Not only is it a winery and visitor’s center, it is also a place where tourists come from all over the world and learn about the Jewish people returning to the land and about the prophecies coming alive. They gain an understanding of the fact that the Jews came to these desolate rocky Judea mountains and with God’s Divine intervention they were able to make the rocks bloom and even share the special tastes of the holy fruit, worldwide. 500,000 bottles of it!
The Psagot winery is even a popular venue for weddings and other events, given its breathtaking view overlooking the blossoming Judean mountains.

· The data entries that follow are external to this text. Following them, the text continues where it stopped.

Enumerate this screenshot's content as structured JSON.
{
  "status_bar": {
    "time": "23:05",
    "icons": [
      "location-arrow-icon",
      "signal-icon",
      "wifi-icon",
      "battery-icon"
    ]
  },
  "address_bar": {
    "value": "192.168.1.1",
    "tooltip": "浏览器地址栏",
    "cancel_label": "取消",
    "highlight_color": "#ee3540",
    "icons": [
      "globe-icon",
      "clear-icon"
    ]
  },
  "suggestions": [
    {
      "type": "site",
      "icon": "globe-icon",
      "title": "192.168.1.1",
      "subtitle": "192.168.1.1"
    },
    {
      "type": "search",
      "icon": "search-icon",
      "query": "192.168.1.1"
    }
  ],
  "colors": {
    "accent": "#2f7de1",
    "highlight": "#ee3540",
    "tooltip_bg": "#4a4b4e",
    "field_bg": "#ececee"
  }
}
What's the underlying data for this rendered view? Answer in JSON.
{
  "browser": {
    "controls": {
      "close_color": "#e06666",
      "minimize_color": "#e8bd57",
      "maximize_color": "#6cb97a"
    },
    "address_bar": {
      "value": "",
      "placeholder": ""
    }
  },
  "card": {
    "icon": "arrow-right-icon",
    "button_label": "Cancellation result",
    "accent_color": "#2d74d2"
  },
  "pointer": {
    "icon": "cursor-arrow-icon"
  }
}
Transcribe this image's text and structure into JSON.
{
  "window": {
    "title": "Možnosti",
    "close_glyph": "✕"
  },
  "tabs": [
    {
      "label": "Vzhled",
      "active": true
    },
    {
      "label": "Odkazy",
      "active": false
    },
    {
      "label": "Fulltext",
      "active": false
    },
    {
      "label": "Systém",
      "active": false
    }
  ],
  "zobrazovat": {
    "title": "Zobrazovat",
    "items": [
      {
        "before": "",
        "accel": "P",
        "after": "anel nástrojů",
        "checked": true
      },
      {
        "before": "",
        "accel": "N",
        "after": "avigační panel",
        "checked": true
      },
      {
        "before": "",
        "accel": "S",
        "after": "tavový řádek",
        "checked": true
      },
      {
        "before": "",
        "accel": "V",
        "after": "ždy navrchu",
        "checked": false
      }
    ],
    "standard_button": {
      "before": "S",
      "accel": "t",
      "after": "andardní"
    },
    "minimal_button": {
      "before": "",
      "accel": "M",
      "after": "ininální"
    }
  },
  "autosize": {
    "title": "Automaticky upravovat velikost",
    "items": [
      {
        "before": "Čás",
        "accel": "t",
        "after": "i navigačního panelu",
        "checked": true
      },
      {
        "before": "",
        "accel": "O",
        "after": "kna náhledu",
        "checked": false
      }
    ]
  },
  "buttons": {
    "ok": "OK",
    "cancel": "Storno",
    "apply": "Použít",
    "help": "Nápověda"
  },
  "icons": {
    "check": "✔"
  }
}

Although she loves her work in her field, Naama knows she is continuing Jewish history with the winery and she has proof.
Several years ago the Bergs needed more room to store their wine barrels. They needed a cold damp place and so they turned to the Psagot archeological site with its many caves for possibilities. With permission from the Department of Antiquities they dug for six weeks.
What they found was astounding! A 2500-year-old wine press from the time of the Hasmoneans. Where did they find it? Right under their home! Their house was atop what had once been a small family winery.
They also found bones, pottery, and coins which are currently displayed in The Rockefeller Museum. One of those coins is engraved in ancient Hebrew with the words Freedom for Zion on one side and Second year of the Rebellion on the other. It’s a copy of this coin that has become the emblem of the winery. It graces every one of the bottles they sell in eleven different countries outside Israel.
The Bergs have closed the circle as they continue the work their forebears did two and a half millenniums ago. They are home, in the borders of the Holy Land.
In that same portion of the Bible that is read on the second day of the Jewish New Year, we read in verse 16: “There is hope for your future, G-d says, the children will return to your borders.”
May this Rosh Hashana (Jewish New Year) usher in the year when all the children will finally return home.